(In this entry, I want to bring together some summary items, to give all those separate posts a bit more coherence. First, an overall sketch.)
We started in 1882 with the cozy partnership of Powell and Harrison. The former was the prime mover, and came up with the "big square" to celebrate the Big Hole. They tried the Congressional route, but were stymied. In 1893, with Harrison President and a new power to reserve public lands, the Grand Canyon Forest Reserve was created, still the big hole inside its four lines.

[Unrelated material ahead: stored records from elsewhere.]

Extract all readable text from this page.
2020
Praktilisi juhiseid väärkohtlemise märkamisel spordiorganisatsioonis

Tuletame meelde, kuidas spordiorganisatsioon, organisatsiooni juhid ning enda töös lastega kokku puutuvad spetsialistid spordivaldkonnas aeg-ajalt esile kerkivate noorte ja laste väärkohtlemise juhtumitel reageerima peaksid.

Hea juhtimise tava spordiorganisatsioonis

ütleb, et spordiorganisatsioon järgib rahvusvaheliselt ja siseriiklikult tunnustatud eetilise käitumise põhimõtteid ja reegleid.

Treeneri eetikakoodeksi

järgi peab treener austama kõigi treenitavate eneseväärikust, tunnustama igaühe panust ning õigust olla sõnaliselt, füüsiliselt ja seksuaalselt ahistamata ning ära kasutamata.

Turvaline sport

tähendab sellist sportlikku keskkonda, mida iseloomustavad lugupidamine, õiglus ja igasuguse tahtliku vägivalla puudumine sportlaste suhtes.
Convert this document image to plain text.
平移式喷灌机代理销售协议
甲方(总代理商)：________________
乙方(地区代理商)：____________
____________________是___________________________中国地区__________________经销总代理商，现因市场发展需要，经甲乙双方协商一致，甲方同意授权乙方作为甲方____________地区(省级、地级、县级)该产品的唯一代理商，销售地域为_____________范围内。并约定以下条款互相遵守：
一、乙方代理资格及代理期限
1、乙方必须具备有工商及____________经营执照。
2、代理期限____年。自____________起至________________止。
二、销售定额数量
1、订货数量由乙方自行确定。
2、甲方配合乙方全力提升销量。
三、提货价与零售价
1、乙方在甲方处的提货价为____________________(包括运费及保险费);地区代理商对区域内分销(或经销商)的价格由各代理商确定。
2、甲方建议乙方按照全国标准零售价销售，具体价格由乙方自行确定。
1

In a time of rampant exploitation of any & every resource, every year meant more people with more claims or dreams of many kinds were crowding in. But also, more people were learning about and coming to see the Canyon, suggesting all too often that here was a another resource to be developed. Amidst complaints from local sheepmen and miners about the Reserve, the GCNP idea gained solidity when Pinchot + Muir, big men in what was forming as the conservation movement, made a joint visit as members of the Cleveland-appointed National Forestry Commission. The Commission's favorable recommendation for a Park was made in May 1897. Funds for surveying the township lines were appropriated in June, and in January 1898 Examiner Edward Bender made a formal report to the General Land Office (GLO) lauding the Canyon and the Park idea. March 1898, Pinchot reiterated the Commission recommendation to the Secretary of the Interior. The GLO Commissioner made that move in May, and the SecInt called for legislation. Further support came from the new Forest Reserve Supervisor in October.